I am studying cohomology using Chapter 3 of Hatcher's Algebraic Topology, and he defines (singular) cohomology with coefficients as follows:
Given a space $X$ and an abelian group $G$, we first take the singular chain complex with $\mathbb{Z}$ coefficients, dualize by applying $\text{Hom}(-, G)$ to obtain the cochain complex, and then we let the $n$th cohomology group with $G$ coefficients $H^{n}(X; G)$ to be the $n$th homology group of this cochain complex.
But what if we instead want to take $G$ coefficients everywhere, and start out with the singular chain complex with $G$ coefficients? In other words, what if we instead took $$ \cdots \xrightarrow[]{} C_{n+1}(X; G) \xrightarrow[]{\partial_{n+1}} C_{n}(X; G) \xrightarrow[]{\partial_{n}} C_{n-1}(X; G) \xrightarrow[]{} \cdots$$ to begin with (where $C_{n}(X; G)$ consists of formal sums of singular $n$-simplices with $G$ coefficents), dualized by applying $\text{Hom}(-, G)$ to obtain the cochain complex $$\cdots \xleftarrow[]{} \text{Hom}(C_{n+1}(X; G), G) \xleftarrow[]{\delta_{n+1}} \text{Hom}(C_{n}(X; G), G) \xleftarrow[]{\delta_{n}} \text{Hom}(C_{n-1}(X; G), G) \xleftarrow[]{} \cdots,$$ and defined the alternate $n$th cohomology group with $G$ coefficients $h^{n}(X;G)$ to be the $n$th homology group of this cochain complex?

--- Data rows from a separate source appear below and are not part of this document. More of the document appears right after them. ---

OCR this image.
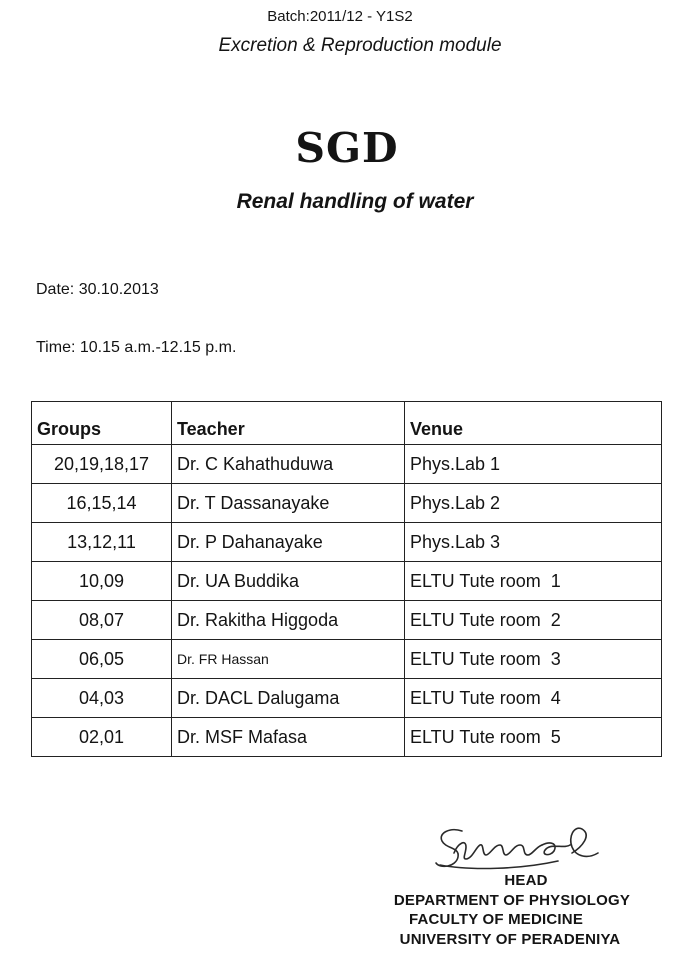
Batch:2011/12 - Y1S2
Excretion & Reproduction module
SGD
Renal handling of water
Date: 30.10.2013
Time: 10.15 a.m.-12.15 p.m.
Groups	Teacher	Venue
20,19,18,17	Dr. C Kahathuduwa	Phys.Lab 1
16,15,14	Dr. T Dassanayake	Phys.Lab 2
13,12,11	Dr. P Dahanayake	Phys.Lab 3
10,09	Dr. UA Buddika	ELTU Tute room  1
08,07	Dr. Rakitha Higgoda	ELTU Tute room  2
06,05	Dr. FR Hassan	ELTU Tute room  3
04,03	Dr. DACL Dalugama	ELTU Tute room  4
02,01	Dr. MSF Mafasa	ELTU Tute room  5
HEAD
DEPARTMENT OF PHYSIOLOGY
FACULTY OF MEDICINE
UNIVERSITY OF PERADENIYA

I know that if you put the universal coefficient theorem for homology and the universal coefficient theorem for cohomology, you can express $h^{n}(X;G)$ in terms of $\mathbb{Z}$-homology $H_{*}(X)$. To be more precise, from the universal coefficient theorems we have the following split short exact sequences for a chain complex $C$ of free abelian groups: $$0 \to H_{n}(C) \otimes G \to H_{n}(C; G) \to \text{Tor}(H_{n-1}(C), G) \to 0$$ and
$$0 \to \text{Ext}(H_{n-1}(C), G) \to H^{n}(C; G) \to \text{Hom}(H_{n}(C), G) \to 0.$$
Taking $C$ to be $$ \cdots \xrightarrow[]{} C_{n+1}(X; G) \xrightarrow[]{\partial_{n+1}} C_{n}(X; G) \xrightarrow[]{\partial_{n}} C_{n-1}(X; G) \xrightarrow[]{} \cdots,$$ it follows from the second split short exact sequence that $$h^{n}(X; G) = H^{n}(C; G) \cong \text{Ext}(H_{n-1}(C), G) \oplus \text{Hom}(H_{n}(C), G) = \text{Ext}(H_{n-1}(X; G), G) \oplus \text{Hom}(H_{n}(X; G), G).$$
Then, taking $C$ to be the singular chain complex for $X$ with $\mathbb{Z}$ coefficients, it follows from the first split short exact sequence that $$H_{n}(X; G) \cong (H_{n}(X) \otimes G) \oplus \text{Tor}(H_{n-1}(X), G).$$
Putting these two together, we have \begin{align*} h^{n}(X; G) &\cong \text{Ext}\left((H_{n-1}(X) \otimes G) \oplus \text{Tor}(H_{n-2}(X), G), G\right) \\ & \hphantom{1} \hphantom{1} \hphantom{1} \oplus \text{Hom}((H_{n}(X) \otimes G) \oplus \text{Tor}(H_{n-1}(X), G), G)\\ &\cong \text{Ext}(H_{n-1}(X) \otimes G, G) \oplus \text{Ext}(\text{Tor}(H_{n-2}(X), G), G) \\ & \hphantom{1} \hphantom{1} \hphantom{1} \oplus \text{Hom}(H_{n}(X) \otimes G, G) \oplus \text{Hom}(\text{Tor}(H_{n-1}(X), G), G). \end{align*}
My question is: is there any way to simplify the ugly expression for $h^{n}(X; G)$ above to better see what is going on?
One observation:
- I know that by the tensor-hom adjunction we can write $$\text{Hom}(H_{n}(X) \otimes G, G) \cong \text{Hom}(H_{n}(X), \text{Hom}(G, G)).$$ So, $h^{n}(X; G)$ contains information about what happens when we dualize $H_{n}(X)$ with respect to $\text{Hom}(G, G)$, which is sort of what we expect (because we dualized with respect to $G$ twice).
I don't really know what to do with $\text{Ext}$ and $\text{Tor}$ when the group $G$ is not $\mathbb{Z}$, so I'm a bit stuck on the other terms. I tried making the assumption that $H_{*}(X)$ was finitely generated, but it didn't help much.